Il y avait devant lui un cercle de personnes. Ils portaient de longues capes noires et des masques vénitiens. Ils se tenaient autour d’une jeune femme nue et la voix d’un homme au centre de l’assemblée susurrait des mots en latin. Il finit par désigner un des protagonistes en face de lui et ce dernier s’éloigna en compagnie de la demoiselle, qui fut aussitôt remplacée par une autre, elle aussi dans le plus simple appareil. Ce petit manège se répéta à plusieurs reprises. Marc, intriguée par cet inhabituel spectacle, décida de suivre un des couples qui venait de se former. Ils prenaient tous une petite porte dérobée dans un coin de la grande pièce.

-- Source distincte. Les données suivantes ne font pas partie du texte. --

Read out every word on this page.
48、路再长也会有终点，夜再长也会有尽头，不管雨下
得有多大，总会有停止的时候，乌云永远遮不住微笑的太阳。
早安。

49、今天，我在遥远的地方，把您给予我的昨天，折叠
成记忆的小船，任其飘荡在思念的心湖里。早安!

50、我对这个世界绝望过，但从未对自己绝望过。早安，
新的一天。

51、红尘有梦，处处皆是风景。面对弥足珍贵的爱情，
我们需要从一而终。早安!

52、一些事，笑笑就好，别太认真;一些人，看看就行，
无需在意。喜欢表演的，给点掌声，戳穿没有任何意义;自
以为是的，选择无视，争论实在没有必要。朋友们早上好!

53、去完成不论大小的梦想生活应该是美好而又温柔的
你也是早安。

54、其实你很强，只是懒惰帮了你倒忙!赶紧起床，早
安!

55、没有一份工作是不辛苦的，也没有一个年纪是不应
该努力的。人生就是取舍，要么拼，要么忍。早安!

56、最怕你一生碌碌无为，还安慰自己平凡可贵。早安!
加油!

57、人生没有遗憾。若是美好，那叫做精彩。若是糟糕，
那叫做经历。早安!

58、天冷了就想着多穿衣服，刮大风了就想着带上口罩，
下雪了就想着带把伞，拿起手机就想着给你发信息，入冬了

Marc savait être discret, invisible même… Cela faisait partout des atouts requis pour son métier mais aussi de ses dons naturels. Aussi, c’est tout naturellement qu’il passa la petite ouverture. Il fut aussitôt assailli par des sons sourds de claques. Il entendit aussi des gémissements de plaisir et de douleur qui s’entremêlaient. Il s’empressa de s’approcher de la source la plus proche de ces troublants échos.

Dans la petite pièce de droite, un homme masqué corrigeait avec soin une superbe créature dont les membres supérieurs étaient entravés par des liens et suspendus à un crochet. Il abattait avec la régularité d’un métronome les lourdes lanières d’un martinet sur les fesses déjà écarlates de sa partenaire. Celle-ci laissait échapper un soupir après chaque coup. À côté d’eux, une jeune insoumise était allongée sur les genoux de son tortionnaire. Il la fessait sans interruption et semblait se délecter des délicieux tourments qu’il lui infligeait.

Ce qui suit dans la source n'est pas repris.